Disclaimer: Esta historia no me pertenece, los personajes son de S. Meyer y la autora es chocaholic123, yo sólo traduzco.
Disclaimer: This story doesn't belong to me, the characters are property of S. Meyer and the author is chocaholic123, I just translate.
Barely Breathing
Capítulo 21
CATASTROFE
La cocina para empleados es una pequeñísima habitación del tamaño de un armario, metida entre la última oficina y la pared exterior como una idea que llegó después. El linóleo que alguna vez fue blanco ahora es gris, se despega de las esquinas como para revelar un forro más oscuro y manchado. Tazas sucias yacen supurantes en el fregadero, charcos de bebidas que hace mucho fueron olvidadas decoloran el acero que alguna vez estuvo brillante con manchas café oscuro. Si enfocas la vista, parecen manchas de sangre.
Bella no enfoca la vista.
En lugar de eso, lava todas las tazas abandonadas, las seca bien, y las ordena cada una de nuevo en las repisas. Luego limpia los mostradores hasta que quedan limpios de granos de azúcar y gránulos de café, enjuagando a fondo el limpiador.
Después del desorden que es la oficina del profesor Cullen, esta sala es el paraíso. No hay libros tirados, no hay papeles hechos bola. No hay recuerdos de esposas muertas.
Porque ella asecha en la oficina. Sus palabras se curvean a través de las páginas de cada uno de los libros, trazos negros contando historias de una vibrante personalidad. Incluso muerta parece ser más grande que la vida misma. Bella se pregunta qué tanto de eso ha leído el profesor Cullen. Su esposa no sólo anotaba; hay bromas en los márgenes, pequeñas exclamaciones, y grandes críticas. Es como si ella les estuviera diciendo algo, pero Bella no tiene idea de lo que intenta transmitir.
Dos cafés. Uno del cálido color del roble, un vapor blanco se alza de la orilla. El otro negro como el carbón. Ella limpia la cuchara, agarra las tazas, y se gira para salir.
Un hombre rubio le bloquea el paso, haciéndola saltar. El líquido hirviendo salpica su mano y su pecho. Ella grita tanto por la sorpresa como por el dolor, tiembla al poner las tazas de nuevo en el mostrador.

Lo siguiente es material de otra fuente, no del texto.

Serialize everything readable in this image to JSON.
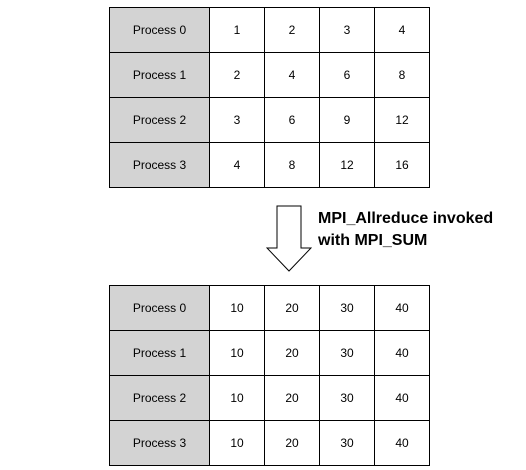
{
  "before_table": {
    "rows": [
      {
        "label": "Process 0",
        "values": [
          "1",
          "2",
          "3",
          "4"
        ]
      },
      {
        "label": "Process 1",
        "values": [
          "2",
          "4",
          "6",
          "8"
        ]
      },
      {
        "label": "Process 2",
        "values": [
          "3",
          "6",
          "9",
          "12"
        ]
      },
      {
        "label": "Process 3",
        "values": [
          "4",
          "8",
          "12",
          "16"
        ]
      }
    ]
  },
  "operation": {
    "line1": "MPI_Allreduce invoked",
    "line2": "with MPI_SUM"
  },
  "after_table": {
    "rows": [
      {
        "label": "Process 0",
        "values": [
          "10",
          "20",
          "30",
          "40"
        ]
      },
      {
        "label": "Process 1",
        "values": [
          "10",
          "20",
          "30",
          "40"
        ]
      },
      {
        "label": "Process 2",
        "values": [
          "10",
          "20",
          "30",
          "40"
        ]
      },
      {
        "label": "Process 3",
        "values": [
          "10",
          "20",
          "30",
          "40"
        ]
      }
    ]
  },
  "colors": {
    "label_cell_fill": "#d3d3d3",
    "value_cell_fill": "#ffffff",
    "border": "#000000"
  },
  "icons": {
    "arrow": "down-arrow-icon"
  }
}
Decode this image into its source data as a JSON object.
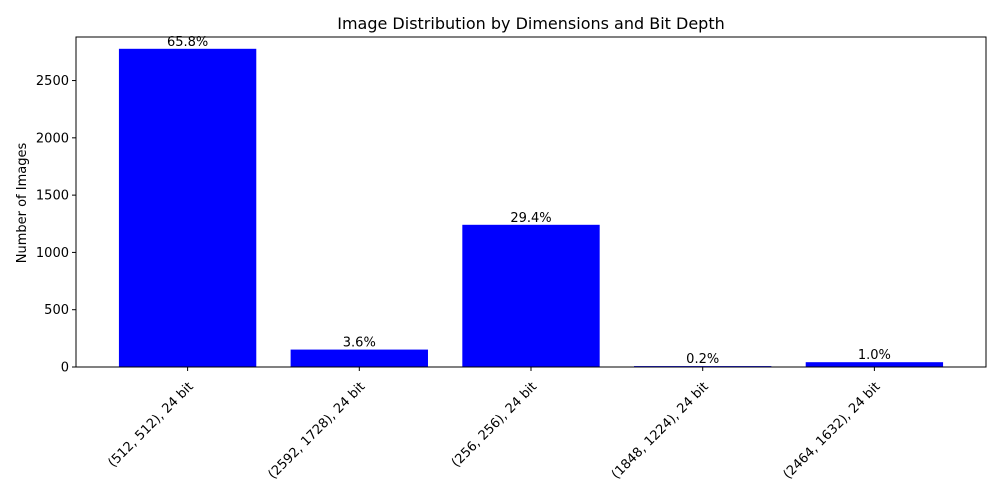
{
  "chart_data": {
    "type": "bar",
    "title": "Image Distribution by Dimensions and Bit Depth",
    "xlabel": "",
    "ylabel": "Number of Images",
    "categories": [
      "(512, 512), 24 bit",
      "(2592, 1728), 24 bit",
      "(256, 256), 24 bit",
      "(1848, 1224), 24 bit",
      "(2464, 1632), 24 bit"
    ],
    "values": [
      2777,
      152,
      1241,
      8,
      42
    ],
    "data_labels": [
      "65.8%",
      "3.6%",
      "29.4%",
      "0.2%",
      "1.0%"
    ],
    "yticks": [
      0,
      500,
      1000,
      1500,
      2000,
      2500
    ],
    "ylim": [
      0,
      2880
    ],
    "bar_color": "#0000ff",
    "grid": false,
    "legend": "none"
  }
}
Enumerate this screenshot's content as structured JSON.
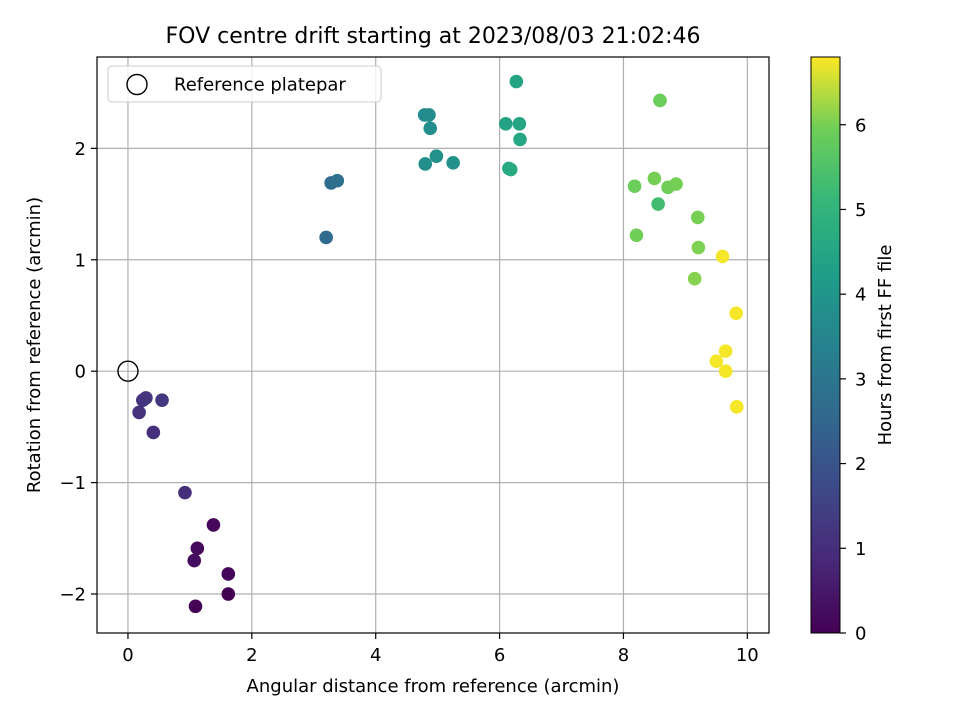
{
  "chart_data": {
    "type": "scatter",
    "title": "FOV centre drift starting at 2023/08/03 21:02:46",
    "xlabel": "Angular distance from reference (arcmin)",
    "ylabel": "Rotation from reference (arcmin)",
    "xlim": [
      -0.5,
      10.35
    ],
    "ylim": [
      -2.35,
      2.82
    ],
    "xticks": [
      0,
      2,
      4,
      6,
      8,
      10
    ],
    "xtick_labels": [
      "0",
      "2",
      "4",
      "6",
      "8",
      "10"
    ],
    "yticks": [
      -2,
      -1,
      0,
      1,
      2
    ],
    "ytick_labels": [
      "−2",
      "−1",
      "0",
      "1",
      "2"
    ],
    "grid": true,
    "legend": {
      "placement": "top-left",
      "entries": [
        "Reference platepar"
      ]
    },
    "reference_point": {
      "label": "Reference platepar",
      "x": 0,
      "y": 0,
      "marker": "open-circle"
    },
    "colorbar": {
      "label": "Hours from first FF file",
      "colormap": "viridis",
      "range": [
        0,
        6.8
      ],
      "ticks": [
        0,
        1,
        2,
        3,
        4,
        5,
        6
      ],
      "tick_labels": [
        "0",
        "1",
        "2",
        "3",
        "4",
        "5",
        "6"
      ]
    },
    "series": [
      {
        "x": [
          1.62,
          1.09,
          1.62,
          1.38,
          1.12,
          1.07,
          0.92,
          0.41,
          0.18,
          0.24,
          0.29,
          0.55,
          3.2,
          3.28,
          3.38,
          4.79,
          4.86,
          4.88,
          4.8,
          4.98,
          5.25,
          6.1,
          6.27,
          6.32,
          6.33,
          6.15,
          6.18,
          8.18,
          8.21,
          8.5,
          8.56,
          8.59,
          8.72,
          8.85,
          9.2,
          9.21,
          9.15,
          9.6,
          9.82,
          9.65,
          9.65,
          9.5,
          9.83
        ],
        "y": [
          -2.0,
          -2.11,
          -1.82,
          -1.38,
          -1.59,
          -1.7,
          -1.09,
          -0.55,
          -0.37,
          -0.26,
          -0.24,
          -0.26,
          1.2,
          1.69,
          1.71,
          2.3,
          2.3,
          2.18,
          1.86,
          1.93,
          1.87,
          2.22,
          2.6,
          2.22,
          2.08,
          1.82,
          1.81,
          1.66,
          1.22,
          1.73,
          1.5,
          2.43,
          1.65,
          1.68,
          1.38,
          1.11,
          0.83,
          1.03,
          0.52,
          0.18,
          0.0,
          0.09,
          -0.32
        ],
        "hours": [
          0.0,
          0.05,
          0.1,
          0.15,
          0.2,
          0.25,
          1.0,
          1.05,
          1.1,
          1.15,
          1.2,
          1.25,
          2.6,
          2.7,
          2.8,
          3.65,
          3.7,
          3.75,
          3.8,
          3.85,
          3.9,
          4.4,
          4.45,
          4.5,
          4.55,
          4.6,
          4.65,
          5.9,
          5.95,
          6.0,
          5.3,
          5.9,
          5.95,
          6.0,
          6.0,
          6.05,
          6.1,
          6.75,
          6.75,
          6.75,
          6.75,
          6.75,
          6.75
        ]
      }
    ]
  }
}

El hombre no se ha movido. Se queda ahí parado, viéndola con ojos como platos, con la cara pálida. Por un momento, parece como si fuera a desmayarse. Ella intenta hablar, pero el palpitante dolor en su mano le roba todas las palabras. Ella se acuna la muñeca, inclinándose para pasarla bajo la calmante agua helada.

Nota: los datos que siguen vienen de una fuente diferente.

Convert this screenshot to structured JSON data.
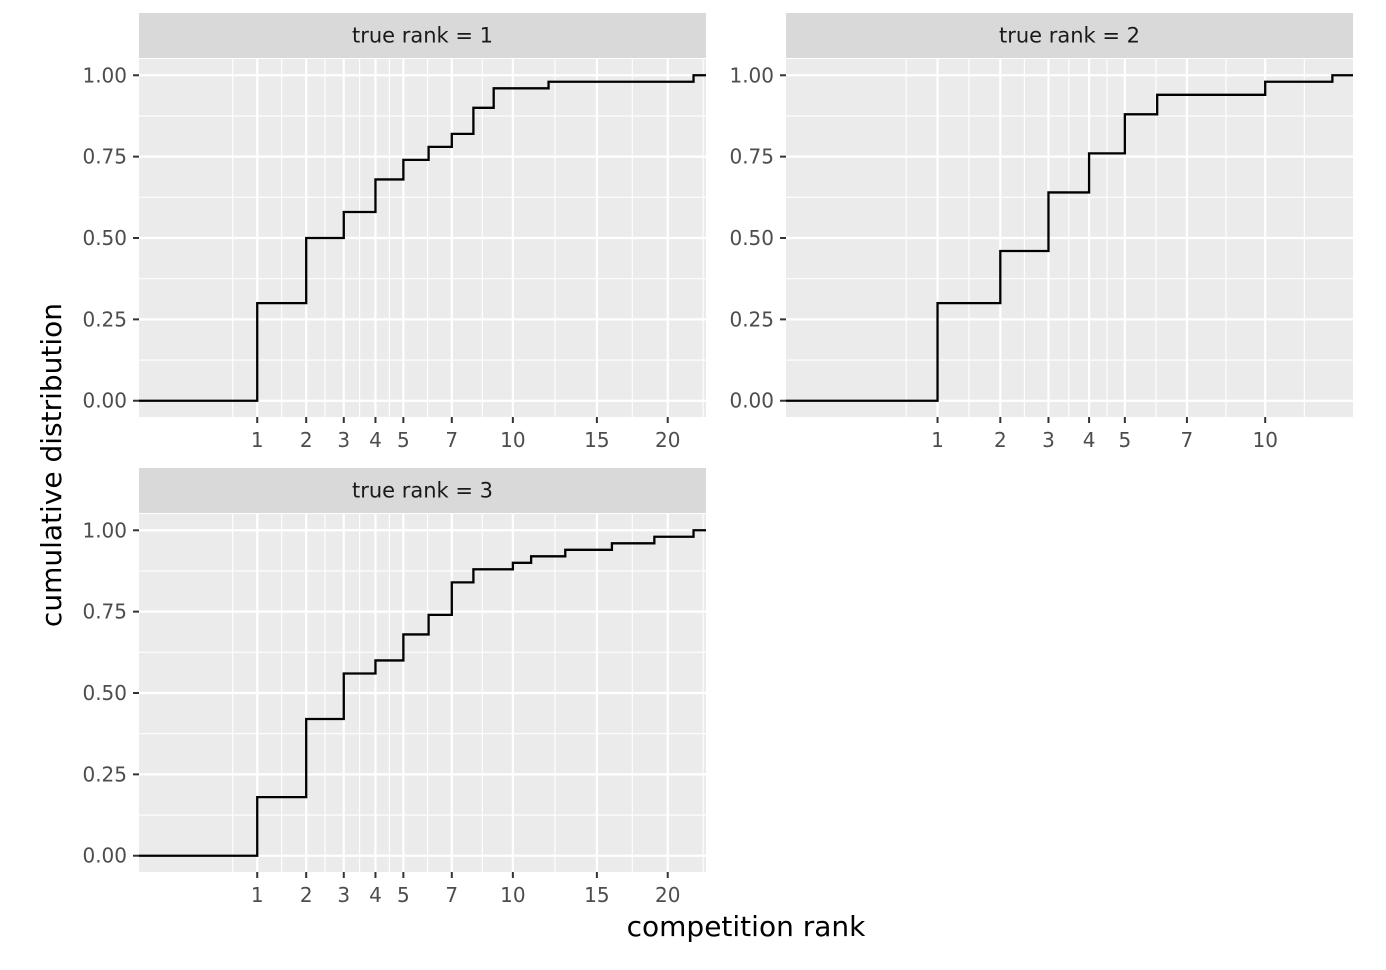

Pasan unos momentos antes de que él hable. Incluso entonces su voz tiene un toque de vibrato, baja y sube con cada palabra.
—Lo siento mucho… Cristo… no quería…
Tiene la mirada de un hombre que ha visto un fantasma.

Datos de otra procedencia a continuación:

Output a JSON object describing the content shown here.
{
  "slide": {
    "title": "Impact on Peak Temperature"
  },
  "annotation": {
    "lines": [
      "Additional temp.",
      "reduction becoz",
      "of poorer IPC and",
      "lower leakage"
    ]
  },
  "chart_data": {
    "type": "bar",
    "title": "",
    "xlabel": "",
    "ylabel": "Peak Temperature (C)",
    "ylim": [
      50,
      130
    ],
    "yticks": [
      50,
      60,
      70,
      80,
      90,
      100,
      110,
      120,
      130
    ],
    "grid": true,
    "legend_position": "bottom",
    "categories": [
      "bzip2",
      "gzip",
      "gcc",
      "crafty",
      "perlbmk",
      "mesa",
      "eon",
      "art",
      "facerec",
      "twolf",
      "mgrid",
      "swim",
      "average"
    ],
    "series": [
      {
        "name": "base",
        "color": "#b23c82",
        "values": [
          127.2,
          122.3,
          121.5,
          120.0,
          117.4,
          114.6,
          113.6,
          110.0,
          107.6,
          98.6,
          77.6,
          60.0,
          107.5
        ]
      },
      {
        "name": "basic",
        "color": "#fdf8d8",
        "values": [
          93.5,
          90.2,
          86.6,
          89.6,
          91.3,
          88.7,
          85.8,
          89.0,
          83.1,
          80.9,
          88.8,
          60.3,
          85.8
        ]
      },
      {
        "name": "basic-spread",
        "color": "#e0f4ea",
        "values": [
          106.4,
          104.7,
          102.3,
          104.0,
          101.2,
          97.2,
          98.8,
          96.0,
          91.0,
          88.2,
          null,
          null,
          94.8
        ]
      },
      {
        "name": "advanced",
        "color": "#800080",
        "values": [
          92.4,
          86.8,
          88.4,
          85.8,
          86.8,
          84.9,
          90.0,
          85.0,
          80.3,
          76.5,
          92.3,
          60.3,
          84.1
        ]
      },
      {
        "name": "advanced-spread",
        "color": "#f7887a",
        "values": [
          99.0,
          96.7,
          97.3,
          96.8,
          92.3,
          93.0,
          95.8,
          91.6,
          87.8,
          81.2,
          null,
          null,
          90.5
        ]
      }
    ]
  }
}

—Está bien; no debí haber llenado tanto las tazas. Sólo estoy un poco escaldada, es todo. No es una catástrofe. —Bella aparta su mano del chorro de agua helada y le enseña la pequeña área roja—. Creo que tú estás más sorprendido que yo.
—No te equivocas en eso. —Él comienza a reír—. Por un minuto pensé que eras alguien más. —Toma su mano, revisando su quemada—. Madre de Dios, te ves idéntica a ella.
Bella frunce el ceño.
—¿A quién?
Su respuesta se ve ahogada por unas pisadas que se acercan.